Vietnam has jailed dozens of bloggers and rights advocates in recent years over their online posts, with rights groups accusing the government of using vague national security provisions against them to silence dissent.
In handing down Dao’s sentence, presiding judge Ngo Tu Hoc blasted the former party member and official for having “defamed the party and state … blackening the honor and prestige of the [Communist] Party leader and the prime minister,” press reports said.
Dao, who represented himself at his trial, apologized for having possibly “posted some incorrect information” in his blogs, but added that he did not believe his posts had “badly influenced society.”
Because Dao had declined the help of attorneys to speak for him, details of his testimony at trial and in the pre-trial investigation phase were not available to reporters, according to Vietnam’s popular Basam blog.
Security at the trial was tight, another blogger reported afterward, writing anonymously.
"When I got there, I saw a lot of policemen and security forces around the court," he said, adding, "One security man from the Hoan Kiem district told me to go away.
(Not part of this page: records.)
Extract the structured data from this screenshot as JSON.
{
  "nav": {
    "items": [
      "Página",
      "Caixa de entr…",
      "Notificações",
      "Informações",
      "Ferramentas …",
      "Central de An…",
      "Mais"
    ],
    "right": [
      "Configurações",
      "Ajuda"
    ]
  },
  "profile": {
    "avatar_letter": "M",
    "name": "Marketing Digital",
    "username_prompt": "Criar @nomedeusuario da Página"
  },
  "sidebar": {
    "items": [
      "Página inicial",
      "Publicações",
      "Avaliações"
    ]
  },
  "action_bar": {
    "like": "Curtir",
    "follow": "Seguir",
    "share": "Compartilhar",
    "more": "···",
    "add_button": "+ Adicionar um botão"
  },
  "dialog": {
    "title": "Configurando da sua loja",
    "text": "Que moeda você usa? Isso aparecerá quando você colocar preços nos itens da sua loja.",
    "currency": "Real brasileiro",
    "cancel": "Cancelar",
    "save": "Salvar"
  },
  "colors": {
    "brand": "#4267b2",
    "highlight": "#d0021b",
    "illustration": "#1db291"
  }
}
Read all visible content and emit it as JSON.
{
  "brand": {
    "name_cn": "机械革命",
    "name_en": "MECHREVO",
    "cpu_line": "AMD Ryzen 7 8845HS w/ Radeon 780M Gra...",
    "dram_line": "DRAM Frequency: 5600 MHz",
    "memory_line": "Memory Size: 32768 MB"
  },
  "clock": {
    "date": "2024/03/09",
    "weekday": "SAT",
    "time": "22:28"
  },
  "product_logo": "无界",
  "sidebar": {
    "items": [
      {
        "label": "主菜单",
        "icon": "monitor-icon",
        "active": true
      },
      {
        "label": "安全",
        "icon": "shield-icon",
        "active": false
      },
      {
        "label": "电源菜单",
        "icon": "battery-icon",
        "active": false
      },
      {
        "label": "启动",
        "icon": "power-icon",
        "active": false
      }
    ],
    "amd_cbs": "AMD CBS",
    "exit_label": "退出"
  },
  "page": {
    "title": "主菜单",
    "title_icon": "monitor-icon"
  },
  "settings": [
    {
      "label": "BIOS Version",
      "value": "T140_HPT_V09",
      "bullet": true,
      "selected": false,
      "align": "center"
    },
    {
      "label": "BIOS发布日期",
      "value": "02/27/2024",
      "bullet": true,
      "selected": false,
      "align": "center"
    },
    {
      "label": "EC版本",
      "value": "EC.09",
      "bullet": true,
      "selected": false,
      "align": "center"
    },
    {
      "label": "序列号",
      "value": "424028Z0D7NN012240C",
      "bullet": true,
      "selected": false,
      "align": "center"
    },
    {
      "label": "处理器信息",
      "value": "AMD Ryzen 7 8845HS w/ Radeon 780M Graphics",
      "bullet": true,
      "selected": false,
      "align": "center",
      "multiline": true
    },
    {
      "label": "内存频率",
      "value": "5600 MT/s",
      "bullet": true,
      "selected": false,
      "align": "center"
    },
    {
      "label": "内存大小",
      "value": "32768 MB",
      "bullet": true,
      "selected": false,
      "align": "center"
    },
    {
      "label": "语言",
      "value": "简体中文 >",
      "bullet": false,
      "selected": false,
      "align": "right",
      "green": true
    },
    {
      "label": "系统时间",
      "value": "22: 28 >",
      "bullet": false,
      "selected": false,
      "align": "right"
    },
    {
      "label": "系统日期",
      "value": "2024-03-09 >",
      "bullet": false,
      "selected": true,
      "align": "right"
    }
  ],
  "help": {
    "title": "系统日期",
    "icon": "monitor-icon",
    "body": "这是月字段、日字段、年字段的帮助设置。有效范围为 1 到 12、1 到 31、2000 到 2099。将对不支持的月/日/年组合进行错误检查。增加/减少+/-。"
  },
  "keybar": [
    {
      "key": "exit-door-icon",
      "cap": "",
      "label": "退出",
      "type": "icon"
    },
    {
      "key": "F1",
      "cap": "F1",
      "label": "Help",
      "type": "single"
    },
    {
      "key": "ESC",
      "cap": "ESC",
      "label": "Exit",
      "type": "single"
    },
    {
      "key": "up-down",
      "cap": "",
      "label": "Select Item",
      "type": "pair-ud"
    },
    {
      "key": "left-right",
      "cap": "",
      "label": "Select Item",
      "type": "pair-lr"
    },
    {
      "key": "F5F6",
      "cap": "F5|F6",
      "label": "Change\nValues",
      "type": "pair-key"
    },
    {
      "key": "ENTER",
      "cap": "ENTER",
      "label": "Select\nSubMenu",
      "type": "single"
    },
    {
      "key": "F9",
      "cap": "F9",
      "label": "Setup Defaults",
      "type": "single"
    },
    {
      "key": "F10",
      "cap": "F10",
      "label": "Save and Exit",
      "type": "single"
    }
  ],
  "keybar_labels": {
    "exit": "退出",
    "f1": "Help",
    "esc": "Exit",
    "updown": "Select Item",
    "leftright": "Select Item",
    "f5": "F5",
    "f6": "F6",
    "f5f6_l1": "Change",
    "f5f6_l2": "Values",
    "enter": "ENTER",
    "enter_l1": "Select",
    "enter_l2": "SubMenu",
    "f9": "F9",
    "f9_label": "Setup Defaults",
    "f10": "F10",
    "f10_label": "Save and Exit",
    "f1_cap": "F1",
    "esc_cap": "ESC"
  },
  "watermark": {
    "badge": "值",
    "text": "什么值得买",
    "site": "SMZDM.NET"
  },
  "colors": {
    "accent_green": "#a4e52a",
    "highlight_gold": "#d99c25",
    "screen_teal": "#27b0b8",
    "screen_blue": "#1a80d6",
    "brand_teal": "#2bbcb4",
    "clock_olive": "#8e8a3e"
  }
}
They did not let me take a picture, either."
'Gesture' to China?
Dao, a former inspector in charge of corruption issues at Vietnam’s Ministry of Culture, may have especially angered authorities with his writings focusing on Vietnam’s ongoing territorial disputes with China, FIDH noted in its statement Wednesday.
“Analysts deemed his [June 13, 2013] arrest, which took place six days before Vietnamese President Truong Tan Sang made an official visit to China, as a gesture of friendship to Beijing,” the rights group said.
Vietnam came under criticism in February for the harassment and jailing of bloggers and government critics during a U.N. review of its rights record in Geneva, with Western countries calling on the one-party Communist state to respect freedom of expression.
Diplomats gathered for Vietnam’s Universal Periodic Review—a process each U.N. member country undergoes every four years—also condemned Vietnam’s expanded use of the death penalty and for blocking activists from traveling to Geneva for the review.
U.S. representative Peter Mulrean called on Vietnam to “release all political prisoners” during the review before the 47-member U.N. Human Rights Council, which Vietnam joined last year.
"Vietnam still harasses and detains those who exercise universal rights and freedoms, such as freedom of expression and association," he said, according to international news agencies.
This year’s UPR came two days after Vietnam’s former consul in Geneva, Dang Xuong Hung, announced he had sought political asylum in Switzerland, calling in an open letter for the Vietnamese delegation to admit to the country’s violations.
Reported by Mac Lam for RFA’s Vietnamese Service. Written in English by Richard Finney.